Глаза Писателя в ужасе выпучились.

- Сэр, боюсь, вы ошибочно обознались. Я в городе всего час, только что сошёл с автоб…

Бармен схватил Писателя за горло и слегка сжал его.

- Эй, Рини! Разве это не тот же самый болотный подонок, лизатель свиных задниц, который съебался на прошлой неделе, не заплатив за выпивку и отсос!

Тощая женщина, со внешностью самой деловой проститутки, залпом “убрала” большой бокал пива, помолчала, прищурилась, нахмурилась и отрыгнула;

- Рэй, отпусти этого человека, чертов придурок! Это не тот! Ты чё, снова забыл одеть очки?

Хватка немного ослабла.

- Да у него же те же патлы, такая же бородень? А ну признавайся, это ты тот любитель халявы?

- Это не он, придурок! Cбежавший парень, был намного моложе и не такой толстый… без обид, мистер.

- Я не обижаюсь, - задыхаясь, выдавил Писатель.

Бармен отпустил его.

- Прости, друг. Это просто…- oн снова пристально вгляделся в лицо Писателя. - Могу поклясться…

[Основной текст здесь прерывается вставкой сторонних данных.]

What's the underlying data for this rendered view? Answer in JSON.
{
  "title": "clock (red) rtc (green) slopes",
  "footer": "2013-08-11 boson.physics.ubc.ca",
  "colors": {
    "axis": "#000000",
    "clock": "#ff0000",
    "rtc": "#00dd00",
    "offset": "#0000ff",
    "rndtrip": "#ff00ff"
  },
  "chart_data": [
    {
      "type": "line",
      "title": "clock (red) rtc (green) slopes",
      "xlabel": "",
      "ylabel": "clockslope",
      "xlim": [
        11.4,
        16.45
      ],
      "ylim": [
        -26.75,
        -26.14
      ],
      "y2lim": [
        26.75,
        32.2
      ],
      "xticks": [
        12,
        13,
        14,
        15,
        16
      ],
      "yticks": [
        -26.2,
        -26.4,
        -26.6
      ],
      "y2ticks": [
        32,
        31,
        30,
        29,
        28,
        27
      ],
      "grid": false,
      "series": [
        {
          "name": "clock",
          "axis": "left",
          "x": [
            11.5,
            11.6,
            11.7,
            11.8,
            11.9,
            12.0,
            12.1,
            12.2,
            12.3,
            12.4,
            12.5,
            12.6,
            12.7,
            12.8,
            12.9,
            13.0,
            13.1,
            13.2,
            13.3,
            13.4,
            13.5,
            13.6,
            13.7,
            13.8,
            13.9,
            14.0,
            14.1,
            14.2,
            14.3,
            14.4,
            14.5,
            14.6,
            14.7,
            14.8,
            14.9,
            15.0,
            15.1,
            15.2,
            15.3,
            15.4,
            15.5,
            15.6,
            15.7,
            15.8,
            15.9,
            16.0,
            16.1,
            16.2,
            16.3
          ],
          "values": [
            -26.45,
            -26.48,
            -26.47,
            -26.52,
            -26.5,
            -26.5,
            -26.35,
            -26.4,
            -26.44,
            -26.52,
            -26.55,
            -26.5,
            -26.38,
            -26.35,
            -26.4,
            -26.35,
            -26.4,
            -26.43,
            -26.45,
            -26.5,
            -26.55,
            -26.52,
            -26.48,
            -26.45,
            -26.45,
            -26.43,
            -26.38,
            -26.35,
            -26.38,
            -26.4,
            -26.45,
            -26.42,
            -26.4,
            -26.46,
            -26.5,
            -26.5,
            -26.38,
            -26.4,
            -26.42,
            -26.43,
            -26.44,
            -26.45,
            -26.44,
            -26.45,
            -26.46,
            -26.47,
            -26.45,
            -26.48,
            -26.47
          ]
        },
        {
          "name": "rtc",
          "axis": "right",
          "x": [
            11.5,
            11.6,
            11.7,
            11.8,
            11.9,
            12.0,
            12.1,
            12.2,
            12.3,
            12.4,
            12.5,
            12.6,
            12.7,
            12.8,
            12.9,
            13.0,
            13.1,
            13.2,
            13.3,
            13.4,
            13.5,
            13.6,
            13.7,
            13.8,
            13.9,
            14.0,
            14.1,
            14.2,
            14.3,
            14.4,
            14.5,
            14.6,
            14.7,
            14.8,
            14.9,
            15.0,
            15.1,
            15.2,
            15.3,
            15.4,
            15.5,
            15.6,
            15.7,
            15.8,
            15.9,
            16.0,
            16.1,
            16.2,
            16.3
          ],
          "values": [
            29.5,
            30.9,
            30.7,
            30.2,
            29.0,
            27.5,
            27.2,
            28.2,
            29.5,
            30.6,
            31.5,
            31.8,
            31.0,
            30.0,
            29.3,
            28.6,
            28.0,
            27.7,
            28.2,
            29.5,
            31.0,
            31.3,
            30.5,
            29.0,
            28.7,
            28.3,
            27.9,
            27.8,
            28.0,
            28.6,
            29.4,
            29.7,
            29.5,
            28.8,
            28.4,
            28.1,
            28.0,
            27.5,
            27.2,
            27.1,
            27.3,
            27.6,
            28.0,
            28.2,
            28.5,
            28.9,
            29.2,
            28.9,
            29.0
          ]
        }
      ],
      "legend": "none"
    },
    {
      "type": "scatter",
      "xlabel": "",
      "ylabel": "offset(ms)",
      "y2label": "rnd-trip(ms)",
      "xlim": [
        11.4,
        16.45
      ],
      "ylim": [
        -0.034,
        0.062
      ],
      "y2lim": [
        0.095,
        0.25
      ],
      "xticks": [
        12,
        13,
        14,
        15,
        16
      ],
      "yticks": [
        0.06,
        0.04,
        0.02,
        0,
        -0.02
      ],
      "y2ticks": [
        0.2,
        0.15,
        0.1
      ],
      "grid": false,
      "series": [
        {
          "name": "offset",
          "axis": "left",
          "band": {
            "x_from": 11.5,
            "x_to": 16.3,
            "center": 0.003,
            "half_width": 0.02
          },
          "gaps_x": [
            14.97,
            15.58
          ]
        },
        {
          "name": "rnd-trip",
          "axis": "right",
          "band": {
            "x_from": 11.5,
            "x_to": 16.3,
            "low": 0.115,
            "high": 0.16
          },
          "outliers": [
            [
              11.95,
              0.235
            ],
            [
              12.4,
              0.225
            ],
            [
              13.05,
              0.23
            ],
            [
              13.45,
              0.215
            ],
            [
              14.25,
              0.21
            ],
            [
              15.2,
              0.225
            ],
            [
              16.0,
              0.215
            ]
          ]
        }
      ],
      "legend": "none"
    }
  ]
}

- Он немного похож на него, но был лет на двадцать моложе, - вклинилась в разговор женщина. - Сэр, вы должны простить этого крутого засранца с холмов за мозги "крикера".

Южное гостеприимство давно ушло вместе с ветром. Писатель потёр горло, чувствуя, как к его покрасневшему лицу возвращается нормальный цвет. Неужели я такой толстый? - задумался он и, взглянув на свой живот, подавил ответ.

- Всё в порядке. Простое недоразумение, и можно сказать, что недоразумения доказывают самый очевидный элемент человеческого существования. Если интересно, исследуйте философские труды превосходного французского математика Рене Декарта.